Tuesday 06 April 2004 00:00 BST
Comments

I wish it were otherwise but the fact is that top-up fees represent a temporary fix to the problem of funding higher education - helping some parts of the sector more than others and, ironically, "punishing" those parts that have responded to the requirements of lifelong learning.

Only full-time students are charged the top-up fee and therefore, those universities with high proportions of full-time students attract large sums of money - and those with substantial proportions of part-time students forfeit their equivalent.

This cannot be right. The English Funding Council and Government have promised a review of the system of funding but this is more difficult than it would at first glance seem. Consider a student who registers full-time for a degree, manages to work 40 hours a week at Tesco and pays £3,000 per annum for the privilege of the university experience. How different is she from one of her fellow students who registers part-time, manages to work 40 hours a week at Tesco and pays her part-time fee of something a lot less than £3,000?
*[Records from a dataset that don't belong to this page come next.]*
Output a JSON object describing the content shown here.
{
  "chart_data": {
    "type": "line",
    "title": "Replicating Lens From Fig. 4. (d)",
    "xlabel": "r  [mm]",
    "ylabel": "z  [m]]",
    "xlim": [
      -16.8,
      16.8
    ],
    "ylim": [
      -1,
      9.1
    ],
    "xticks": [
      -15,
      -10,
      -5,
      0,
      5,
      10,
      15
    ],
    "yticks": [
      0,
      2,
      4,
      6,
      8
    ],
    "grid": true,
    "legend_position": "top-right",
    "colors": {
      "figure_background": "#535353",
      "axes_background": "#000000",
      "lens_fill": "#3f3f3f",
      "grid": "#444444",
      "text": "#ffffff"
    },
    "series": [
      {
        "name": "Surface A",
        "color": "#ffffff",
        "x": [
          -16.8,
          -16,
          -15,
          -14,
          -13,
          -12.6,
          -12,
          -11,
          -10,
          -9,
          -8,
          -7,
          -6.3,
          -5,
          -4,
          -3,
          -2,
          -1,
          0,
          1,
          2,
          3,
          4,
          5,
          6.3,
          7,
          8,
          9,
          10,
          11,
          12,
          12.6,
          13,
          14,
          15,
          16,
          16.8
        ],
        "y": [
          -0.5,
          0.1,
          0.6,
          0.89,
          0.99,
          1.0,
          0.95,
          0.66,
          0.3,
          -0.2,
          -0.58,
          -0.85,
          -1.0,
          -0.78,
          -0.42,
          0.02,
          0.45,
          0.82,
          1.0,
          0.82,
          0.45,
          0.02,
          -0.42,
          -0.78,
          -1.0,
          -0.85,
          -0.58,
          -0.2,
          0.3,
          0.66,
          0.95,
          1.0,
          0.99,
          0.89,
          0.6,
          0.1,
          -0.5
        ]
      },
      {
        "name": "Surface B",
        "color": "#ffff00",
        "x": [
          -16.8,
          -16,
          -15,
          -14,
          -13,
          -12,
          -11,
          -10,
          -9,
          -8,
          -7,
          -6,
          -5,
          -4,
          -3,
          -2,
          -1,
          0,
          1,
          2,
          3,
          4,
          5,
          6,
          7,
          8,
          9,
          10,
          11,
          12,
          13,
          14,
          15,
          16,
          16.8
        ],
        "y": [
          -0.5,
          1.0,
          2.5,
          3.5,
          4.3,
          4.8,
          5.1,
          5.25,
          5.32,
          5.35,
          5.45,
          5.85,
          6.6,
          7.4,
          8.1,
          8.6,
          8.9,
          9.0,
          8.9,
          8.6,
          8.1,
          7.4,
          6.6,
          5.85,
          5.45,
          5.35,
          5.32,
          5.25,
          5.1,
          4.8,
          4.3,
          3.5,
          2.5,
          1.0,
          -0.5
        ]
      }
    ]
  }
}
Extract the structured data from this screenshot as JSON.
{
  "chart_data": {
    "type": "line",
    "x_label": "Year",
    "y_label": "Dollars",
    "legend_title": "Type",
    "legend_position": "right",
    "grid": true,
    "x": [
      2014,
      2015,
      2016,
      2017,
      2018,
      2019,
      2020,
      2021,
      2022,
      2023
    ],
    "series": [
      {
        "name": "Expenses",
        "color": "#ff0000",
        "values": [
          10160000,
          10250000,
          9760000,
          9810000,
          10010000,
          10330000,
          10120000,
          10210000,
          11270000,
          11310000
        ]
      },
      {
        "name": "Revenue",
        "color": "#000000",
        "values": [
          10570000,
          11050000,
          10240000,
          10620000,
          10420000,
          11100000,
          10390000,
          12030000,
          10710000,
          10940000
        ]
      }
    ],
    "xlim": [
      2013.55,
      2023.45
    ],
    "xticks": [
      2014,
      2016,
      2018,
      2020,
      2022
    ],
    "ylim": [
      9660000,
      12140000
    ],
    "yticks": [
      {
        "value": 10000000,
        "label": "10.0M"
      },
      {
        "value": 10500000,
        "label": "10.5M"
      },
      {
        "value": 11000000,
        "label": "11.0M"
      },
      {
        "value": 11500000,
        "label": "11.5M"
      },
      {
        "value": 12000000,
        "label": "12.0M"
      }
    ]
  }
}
Given the flexibility many universities are introducing into their programmes (including opportunities to access and study online), the difference between part-time and full-time is blurred and indistinct. Many universities offer a combination of learning possibilities. Given the escalation in costs, more and more students have to undertake work for a varying number of hours per week.

Would this were the only problem. The present funding formula is based on the fundamental premise of a university organised primarily around providing full-time education to an 18- to 24-year-old age group at a specific physical location where are housed all the disciplinary specialists necessary to the task. It was an affordable model when a small percentage of the population went to university and it was possible to attract sufficient academics to the task. In a country described as a "knowledge" society, where a very substantial proportion of the population needs a high level of skills and aspires to higher education, the model comes unstuck. The demands on the public purse become so high that the model itself and the assumptions on which it is based have to be re-examined.

With the growing need for mid-career education, in America (for example) already more than half the people enrolling in higher education are over 24. At the same time a substantial proportion of the academic body is due for retirement - and cannot be replaced in sufficient numbers to keep the old model of teaching a proposition. "Bricks and mortar" campuses will not be able to keep up with demand. Substantial online instructional capability has to be a standard feature of all institutions and instructors cannot rely on lectures as the dominant mode of instruction. The Open University has demonstrated there is another way - and one would hope that we see more collaborative partnerships between the traditional and the new modes promoted and proved by open and distance learning institutions.